The yen stayed in tight range after the release of a considerable volume of data Friday. The inflation outlook showed improvement in Japan, as indicated in the April CPI data. Deflation improved slightly with core CPI falling -0.4% yoy, easing from a -0.5% yoy decline in March. CPI excluding food and energy added 0.3% mom. Overall CPI slipped -0.7% yoy, following a previous -0.9% drop. The improvement was driven by a lesser drop in fresh food prices which fell -7.9% following a -11.5% decline the prior month. The May Tokyo CPI, the leading indicator of Japan's inflation, showed a 0.1% yoy rise (or 0.3% mom) in core CPI.
Industrial production data was also encouraging with the April IP figure unexpectedly rising 1.7% mom. This was the 5th consecutive monthly gain. Inventories climbed 0.6% mom, the second monthly rise in a row, following 7 consecutive declines. Inventory-shipment ratio gained 0.5% mom, the first increase in 7 months. Strong IP in April was driven by transport equipment which added 11.8% mom and precision instruments which soared 14.6% during the month. Other components such as electric parts &devices, glass &clay, and paper & pulp also showed a considerable improvement of more than 2%.

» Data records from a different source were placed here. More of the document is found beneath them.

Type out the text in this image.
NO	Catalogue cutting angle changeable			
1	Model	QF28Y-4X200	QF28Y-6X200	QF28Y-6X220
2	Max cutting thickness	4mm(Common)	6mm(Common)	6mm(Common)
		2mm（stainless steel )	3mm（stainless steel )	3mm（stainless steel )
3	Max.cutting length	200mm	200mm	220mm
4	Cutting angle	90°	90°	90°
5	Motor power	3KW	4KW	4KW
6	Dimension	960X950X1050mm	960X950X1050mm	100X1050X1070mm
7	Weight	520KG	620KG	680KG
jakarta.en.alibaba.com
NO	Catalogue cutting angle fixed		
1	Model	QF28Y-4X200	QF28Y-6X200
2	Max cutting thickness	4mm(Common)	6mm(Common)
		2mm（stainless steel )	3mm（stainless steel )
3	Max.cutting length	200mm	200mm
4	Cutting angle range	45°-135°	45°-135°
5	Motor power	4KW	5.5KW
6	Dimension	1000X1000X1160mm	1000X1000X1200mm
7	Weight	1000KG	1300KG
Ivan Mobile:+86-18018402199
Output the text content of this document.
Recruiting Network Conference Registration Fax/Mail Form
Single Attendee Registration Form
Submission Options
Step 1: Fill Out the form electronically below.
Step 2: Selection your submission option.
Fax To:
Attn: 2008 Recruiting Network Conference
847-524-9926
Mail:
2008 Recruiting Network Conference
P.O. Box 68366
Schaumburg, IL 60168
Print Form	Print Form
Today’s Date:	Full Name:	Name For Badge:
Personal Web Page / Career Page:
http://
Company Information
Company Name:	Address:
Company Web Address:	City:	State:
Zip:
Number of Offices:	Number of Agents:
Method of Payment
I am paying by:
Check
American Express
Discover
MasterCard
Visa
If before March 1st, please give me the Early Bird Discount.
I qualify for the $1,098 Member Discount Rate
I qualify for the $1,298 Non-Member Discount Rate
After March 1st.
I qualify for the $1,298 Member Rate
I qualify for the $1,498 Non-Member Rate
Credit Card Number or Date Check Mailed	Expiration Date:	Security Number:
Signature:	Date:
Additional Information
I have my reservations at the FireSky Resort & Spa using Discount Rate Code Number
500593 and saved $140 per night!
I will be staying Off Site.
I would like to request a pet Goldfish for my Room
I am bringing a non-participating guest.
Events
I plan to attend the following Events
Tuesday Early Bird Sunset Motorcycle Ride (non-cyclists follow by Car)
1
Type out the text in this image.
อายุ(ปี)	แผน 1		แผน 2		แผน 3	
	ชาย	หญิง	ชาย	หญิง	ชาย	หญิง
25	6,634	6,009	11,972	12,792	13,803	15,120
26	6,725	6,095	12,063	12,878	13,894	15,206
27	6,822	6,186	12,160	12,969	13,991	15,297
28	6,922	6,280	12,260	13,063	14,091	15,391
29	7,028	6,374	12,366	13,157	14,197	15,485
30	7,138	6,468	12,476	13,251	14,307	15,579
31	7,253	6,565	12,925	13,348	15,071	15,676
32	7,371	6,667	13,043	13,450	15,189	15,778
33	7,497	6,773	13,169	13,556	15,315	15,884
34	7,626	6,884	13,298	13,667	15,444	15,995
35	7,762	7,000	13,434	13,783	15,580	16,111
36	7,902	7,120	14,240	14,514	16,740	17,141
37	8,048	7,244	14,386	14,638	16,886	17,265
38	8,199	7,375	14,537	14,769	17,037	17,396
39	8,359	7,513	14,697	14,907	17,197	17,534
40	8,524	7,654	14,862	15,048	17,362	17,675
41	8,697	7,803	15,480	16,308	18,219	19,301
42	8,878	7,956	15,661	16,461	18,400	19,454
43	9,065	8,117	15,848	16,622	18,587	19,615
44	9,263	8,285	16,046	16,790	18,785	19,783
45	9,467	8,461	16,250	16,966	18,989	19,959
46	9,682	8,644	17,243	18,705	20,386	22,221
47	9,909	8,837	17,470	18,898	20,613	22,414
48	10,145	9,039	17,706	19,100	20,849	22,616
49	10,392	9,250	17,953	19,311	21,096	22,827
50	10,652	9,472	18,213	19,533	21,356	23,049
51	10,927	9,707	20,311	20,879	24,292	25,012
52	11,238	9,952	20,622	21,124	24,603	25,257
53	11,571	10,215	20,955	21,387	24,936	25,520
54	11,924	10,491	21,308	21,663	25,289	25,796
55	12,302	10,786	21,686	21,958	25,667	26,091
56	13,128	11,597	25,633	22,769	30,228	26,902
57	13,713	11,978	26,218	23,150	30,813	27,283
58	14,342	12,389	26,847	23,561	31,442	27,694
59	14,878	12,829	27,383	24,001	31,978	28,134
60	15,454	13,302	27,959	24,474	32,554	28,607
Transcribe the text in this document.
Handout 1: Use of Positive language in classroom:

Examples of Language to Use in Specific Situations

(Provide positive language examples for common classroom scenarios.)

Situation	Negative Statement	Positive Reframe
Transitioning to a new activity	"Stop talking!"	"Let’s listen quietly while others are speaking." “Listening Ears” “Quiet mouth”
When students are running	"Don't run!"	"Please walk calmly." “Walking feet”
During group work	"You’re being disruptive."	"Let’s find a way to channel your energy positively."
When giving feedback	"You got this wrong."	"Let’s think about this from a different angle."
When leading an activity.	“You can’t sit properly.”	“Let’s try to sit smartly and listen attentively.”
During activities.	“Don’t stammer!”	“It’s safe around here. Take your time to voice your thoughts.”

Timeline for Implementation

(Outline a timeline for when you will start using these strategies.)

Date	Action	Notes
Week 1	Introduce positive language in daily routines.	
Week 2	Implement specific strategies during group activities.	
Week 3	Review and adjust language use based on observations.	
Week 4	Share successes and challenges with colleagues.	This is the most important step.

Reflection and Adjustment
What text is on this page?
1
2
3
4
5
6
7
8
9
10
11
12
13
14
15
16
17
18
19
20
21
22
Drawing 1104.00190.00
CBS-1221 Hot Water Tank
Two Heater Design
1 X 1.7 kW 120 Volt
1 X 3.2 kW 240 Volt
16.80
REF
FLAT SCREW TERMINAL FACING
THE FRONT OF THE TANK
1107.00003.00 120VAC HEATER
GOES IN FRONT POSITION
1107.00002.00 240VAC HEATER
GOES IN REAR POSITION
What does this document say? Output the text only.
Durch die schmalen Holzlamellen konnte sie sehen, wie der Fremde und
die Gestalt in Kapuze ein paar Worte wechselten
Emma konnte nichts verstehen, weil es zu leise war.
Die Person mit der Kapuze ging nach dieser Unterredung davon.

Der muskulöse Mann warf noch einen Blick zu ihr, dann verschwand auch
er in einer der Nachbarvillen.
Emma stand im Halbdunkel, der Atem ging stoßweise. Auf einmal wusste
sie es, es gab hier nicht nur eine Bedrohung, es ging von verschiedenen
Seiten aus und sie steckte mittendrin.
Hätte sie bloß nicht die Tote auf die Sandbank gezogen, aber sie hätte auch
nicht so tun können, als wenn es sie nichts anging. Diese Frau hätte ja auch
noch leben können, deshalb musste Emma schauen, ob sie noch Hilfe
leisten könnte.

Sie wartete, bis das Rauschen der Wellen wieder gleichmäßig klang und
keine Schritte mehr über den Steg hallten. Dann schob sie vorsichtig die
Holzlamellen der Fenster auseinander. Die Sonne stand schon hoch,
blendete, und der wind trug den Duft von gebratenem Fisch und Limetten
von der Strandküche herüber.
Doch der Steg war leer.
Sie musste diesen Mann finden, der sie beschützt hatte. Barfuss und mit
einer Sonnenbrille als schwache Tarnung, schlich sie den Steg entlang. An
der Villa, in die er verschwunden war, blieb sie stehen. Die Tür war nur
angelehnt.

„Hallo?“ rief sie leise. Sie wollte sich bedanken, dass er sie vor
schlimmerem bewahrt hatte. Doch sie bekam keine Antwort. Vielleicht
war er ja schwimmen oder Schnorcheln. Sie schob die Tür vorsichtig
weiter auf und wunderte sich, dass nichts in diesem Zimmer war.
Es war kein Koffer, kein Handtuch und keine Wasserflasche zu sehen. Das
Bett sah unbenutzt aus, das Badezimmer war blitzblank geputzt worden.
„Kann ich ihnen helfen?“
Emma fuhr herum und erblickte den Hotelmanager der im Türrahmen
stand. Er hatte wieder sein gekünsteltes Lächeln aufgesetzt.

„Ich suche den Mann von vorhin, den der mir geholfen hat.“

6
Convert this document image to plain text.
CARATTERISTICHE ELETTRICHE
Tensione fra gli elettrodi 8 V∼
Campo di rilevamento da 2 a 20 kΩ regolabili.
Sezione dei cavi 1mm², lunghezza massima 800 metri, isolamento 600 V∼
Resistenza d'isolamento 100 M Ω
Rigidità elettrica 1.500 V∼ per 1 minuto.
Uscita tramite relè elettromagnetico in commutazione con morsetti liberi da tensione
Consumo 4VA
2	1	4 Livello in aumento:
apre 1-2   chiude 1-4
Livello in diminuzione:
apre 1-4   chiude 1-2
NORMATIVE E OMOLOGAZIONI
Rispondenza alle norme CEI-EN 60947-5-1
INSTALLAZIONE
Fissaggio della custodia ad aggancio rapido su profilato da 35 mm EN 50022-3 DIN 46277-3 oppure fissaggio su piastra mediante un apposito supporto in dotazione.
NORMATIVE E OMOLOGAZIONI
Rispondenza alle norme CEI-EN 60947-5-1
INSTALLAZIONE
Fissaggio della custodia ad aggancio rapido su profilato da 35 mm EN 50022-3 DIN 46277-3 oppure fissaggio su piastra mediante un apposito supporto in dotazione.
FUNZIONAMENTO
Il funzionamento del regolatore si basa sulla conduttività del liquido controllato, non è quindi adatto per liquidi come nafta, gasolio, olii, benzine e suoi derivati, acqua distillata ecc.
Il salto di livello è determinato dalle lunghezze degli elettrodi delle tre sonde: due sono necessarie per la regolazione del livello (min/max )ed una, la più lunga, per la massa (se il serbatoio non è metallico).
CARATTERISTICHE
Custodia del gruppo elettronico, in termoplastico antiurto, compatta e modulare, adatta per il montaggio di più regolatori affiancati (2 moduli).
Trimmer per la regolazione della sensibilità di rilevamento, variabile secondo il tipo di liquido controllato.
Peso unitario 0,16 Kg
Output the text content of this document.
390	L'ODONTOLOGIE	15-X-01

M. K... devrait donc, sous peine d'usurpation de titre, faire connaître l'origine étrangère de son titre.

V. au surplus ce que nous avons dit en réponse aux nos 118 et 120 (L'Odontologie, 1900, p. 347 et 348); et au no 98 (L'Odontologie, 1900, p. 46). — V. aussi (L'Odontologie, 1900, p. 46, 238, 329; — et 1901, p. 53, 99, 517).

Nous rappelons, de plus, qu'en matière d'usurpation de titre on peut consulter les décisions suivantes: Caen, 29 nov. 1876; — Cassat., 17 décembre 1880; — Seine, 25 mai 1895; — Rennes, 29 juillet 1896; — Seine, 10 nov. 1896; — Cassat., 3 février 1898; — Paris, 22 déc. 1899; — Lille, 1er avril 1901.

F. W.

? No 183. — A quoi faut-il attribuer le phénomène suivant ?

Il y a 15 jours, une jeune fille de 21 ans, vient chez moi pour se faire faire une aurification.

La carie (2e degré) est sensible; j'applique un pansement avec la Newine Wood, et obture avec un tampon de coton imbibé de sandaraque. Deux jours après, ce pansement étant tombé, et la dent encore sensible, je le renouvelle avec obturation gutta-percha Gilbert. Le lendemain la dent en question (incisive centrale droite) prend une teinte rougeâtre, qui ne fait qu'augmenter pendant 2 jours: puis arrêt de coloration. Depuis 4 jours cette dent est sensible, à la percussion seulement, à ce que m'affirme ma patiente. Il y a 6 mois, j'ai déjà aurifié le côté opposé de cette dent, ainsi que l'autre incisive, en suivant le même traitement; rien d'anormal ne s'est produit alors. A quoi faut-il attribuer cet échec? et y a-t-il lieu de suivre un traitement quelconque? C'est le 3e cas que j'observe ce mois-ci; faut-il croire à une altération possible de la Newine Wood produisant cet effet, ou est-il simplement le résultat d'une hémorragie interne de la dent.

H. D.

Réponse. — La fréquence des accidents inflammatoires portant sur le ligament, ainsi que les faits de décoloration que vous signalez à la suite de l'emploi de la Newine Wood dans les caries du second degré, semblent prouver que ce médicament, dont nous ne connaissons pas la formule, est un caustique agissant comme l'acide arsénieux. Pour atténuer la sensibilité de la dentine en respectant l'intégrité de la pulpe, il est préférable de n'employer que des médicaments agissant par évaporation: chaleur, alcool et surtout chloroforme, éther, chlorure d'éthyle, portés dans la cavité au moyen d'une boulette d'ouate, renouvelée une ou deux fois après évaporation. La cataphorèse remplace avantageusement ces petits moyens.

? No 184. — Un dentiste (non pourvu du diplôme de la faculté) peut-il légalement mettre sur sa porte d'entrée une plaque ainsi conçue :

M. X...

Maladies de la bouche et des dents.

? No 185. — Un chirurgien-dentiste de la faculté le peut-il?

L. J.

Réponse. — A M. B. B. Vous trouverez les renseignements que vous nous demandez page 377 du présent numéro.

Data releaed by Switzerland indicated that the KOF leading indicator improved to 1.1 in May. U.K. mortgage approvals, M4, Eurozone CPI and unemployment are to be featured in the European session. Elsewhere,the dollar remain soft ahead of income and spending data. Personal income is expected to rise 0.1% in April, while spending is expected to be flat. The Fed's preferred gauge of inflation, the PCE core is expected to be slightly amended - to 1.0% yoy. The Chicago PMI is expected to improve to 50 breakeven mark in May. An additional focus will be the Canadian GDP which is expected to rise 0.1% mom in March.